Resonance as Indication

Posted by Kenneth Bailey, Apr 30, 2012 0 comments


Kenneth Bailey

Kenneth Bailey

First let me say that we are still working to figure out how to evaluate the impact of Design Studio for Social Intervention (ds4si) and our various unusual approaches to creating change.

We would love to think with practitioners, funders, artists, and other allies on this issue and use it as a way to build solidarity, increase the breadth and creativity of evaluation approaches, and further spread any new insights we uncover. (Unfortunately, the current climate is one where evaluation frequently creates distance between practitioners and funders. It would be interesting to explore this as a cultural practice as well!)

One of the ways we want to explore evaluating cultural practice is in gauging an intervention’s resonance within the situation it's hoping to affect. Resonance might be a way to make a distinction between our social interventions and those artist-led practices that aren't informed by and in embedded solidarity with a population’s or organization’s desire for a particular change.

We aren't saying that social practice art projects that aren't deeply informed as such shouldn't happen, but that they might be considered differently that those that are.

Let's take the projects we designed working with youth activists on youth violence. We have designed and tested three different interventions since we started this work with youth over four years ago.

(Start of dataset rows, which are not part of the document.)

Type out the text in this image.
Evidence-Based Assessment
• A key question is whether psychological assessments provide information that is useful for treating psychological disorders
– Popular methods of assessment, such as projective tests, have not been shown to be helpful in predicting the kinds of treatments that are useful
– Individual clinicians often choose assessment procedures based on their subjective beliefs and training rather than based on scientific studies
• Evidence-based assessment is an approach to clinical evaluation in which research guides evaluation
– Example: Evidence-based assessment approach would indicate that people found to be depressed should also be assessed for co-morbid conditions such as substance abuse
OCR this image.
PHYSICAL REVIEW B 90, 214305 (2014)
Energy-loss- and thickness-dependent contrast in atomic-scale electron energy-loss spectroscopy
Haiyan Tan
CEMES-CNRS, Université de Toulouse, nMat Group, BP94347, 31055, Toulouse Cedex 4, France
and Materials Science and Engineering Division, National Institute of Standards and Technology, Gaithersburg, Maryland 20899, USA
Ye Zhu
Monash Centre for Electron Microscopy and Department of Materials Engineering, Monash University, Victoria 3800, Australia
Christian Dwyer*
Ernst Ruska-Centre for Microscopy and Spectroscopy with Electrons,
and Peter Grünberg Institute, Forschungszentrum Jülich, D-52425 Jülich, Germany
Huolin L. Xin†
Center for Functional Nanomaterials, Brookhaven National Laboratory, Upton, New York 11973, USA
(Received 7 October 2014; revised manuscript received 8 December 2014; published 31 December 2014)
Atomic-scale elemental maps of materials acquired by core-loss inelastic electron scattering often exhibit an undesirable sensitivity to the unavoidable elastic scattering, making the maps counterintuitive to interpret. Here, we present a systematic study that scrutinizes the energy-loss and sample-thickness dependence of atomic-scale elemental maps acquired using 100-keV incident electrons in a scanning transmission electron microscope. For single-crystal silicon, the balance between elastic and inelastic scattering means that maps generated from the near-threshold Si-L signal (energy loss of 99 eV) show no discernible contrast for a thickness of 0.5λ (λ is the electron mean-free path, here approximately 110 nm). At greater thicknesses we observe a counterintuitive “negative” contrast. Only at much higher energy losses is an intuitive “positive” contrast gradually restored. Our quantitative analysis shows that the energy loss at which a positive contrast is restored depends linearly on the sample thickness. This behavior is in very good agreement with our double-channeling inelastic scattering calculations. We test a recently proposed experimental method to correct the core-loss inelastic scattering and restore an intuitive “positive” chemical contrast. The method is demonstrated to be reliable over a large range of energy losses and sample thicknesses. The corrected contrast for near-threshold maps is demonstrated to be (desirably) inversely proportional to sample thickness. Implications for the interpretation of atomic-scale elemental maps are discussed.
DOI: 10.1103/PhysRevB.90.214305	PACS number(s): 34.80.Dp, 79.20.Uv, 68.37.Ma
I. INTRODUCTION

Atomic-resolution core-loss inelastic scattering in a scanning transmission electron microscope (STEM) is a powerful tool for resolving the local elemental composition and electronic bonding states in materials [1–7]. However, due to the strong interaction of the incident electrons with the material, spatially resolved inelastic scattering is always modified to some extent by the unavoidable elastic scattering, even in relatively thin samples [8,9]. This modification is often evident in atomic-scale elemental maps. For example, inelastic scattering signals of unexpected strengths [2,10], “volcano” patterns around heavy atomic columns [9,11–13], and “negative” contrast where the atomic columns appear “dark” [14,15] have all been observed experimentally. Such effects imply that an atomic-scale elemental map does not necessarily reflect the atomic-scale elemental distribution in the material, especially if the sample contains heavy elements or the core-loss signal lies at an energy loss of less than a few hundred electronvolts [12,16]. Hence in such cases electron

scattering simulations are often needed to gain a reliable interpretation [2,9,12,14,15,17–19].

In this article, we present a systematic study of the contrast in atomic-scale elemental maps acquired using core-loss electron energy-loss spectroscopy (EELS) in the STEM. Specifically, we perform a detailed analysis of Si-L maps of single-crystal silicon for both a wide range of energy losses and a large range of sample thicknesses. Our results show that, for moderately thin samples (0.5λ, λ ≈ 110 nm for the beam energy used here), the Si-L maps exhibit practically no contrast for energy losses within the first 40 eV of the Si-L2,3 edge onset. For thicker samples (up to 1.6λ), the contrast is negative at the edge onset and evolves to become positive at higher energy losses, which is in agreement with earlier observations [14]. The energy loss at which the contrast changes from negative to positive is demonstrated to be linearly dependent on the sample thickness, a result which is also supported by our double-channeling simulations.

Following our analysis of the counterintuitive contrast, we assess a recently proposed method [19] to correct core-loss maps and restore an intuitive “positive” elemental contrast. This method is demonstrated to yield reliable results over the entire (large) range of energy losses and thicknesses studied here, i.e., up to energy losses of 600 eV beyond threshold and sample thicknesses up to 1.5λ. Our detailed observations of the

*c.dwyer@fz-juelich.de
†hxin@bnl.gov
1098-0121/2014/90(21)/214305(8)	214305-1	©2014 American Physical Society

One of these interventions was aimed at disturbing the social practice of “grilling,” which is the term for the glare which takes place when two youth make eye contact and immediately infer danger from each other. To us, we found resonance when youth across the board stated that "you can't stop the grill." In fact, the emotional investment and intensity with which youth thought they couldn't affect this practice was what made us pick it.

Like “The Grill Project,” none of our social interventions around violence has been in easy agreement with youth activists or their organizations, as this kind of approach to social change is still new to grassroots groups in general. But as we collaboratively found points of culture, practices, and discourse to investigate towards change (like the grill), we found that youth and organizations would start to understand how the point of culture was indeed problematic in terms of keeping the problem intact.

While a traditional approach to evaluation would only evaluate whether our project: decreased youth grilling and decreased youth violence, we feel that using resonance as a measure of impact could point to how our work is helping to surface and change the field of knowledge within the youth organizing field around social violence.

Indeed, it would help us see if and how each intervention has helped youth understand how cultural practices play a role in keeping social problems intact, as well as what sorts of cultural strategies they could imagine to address them.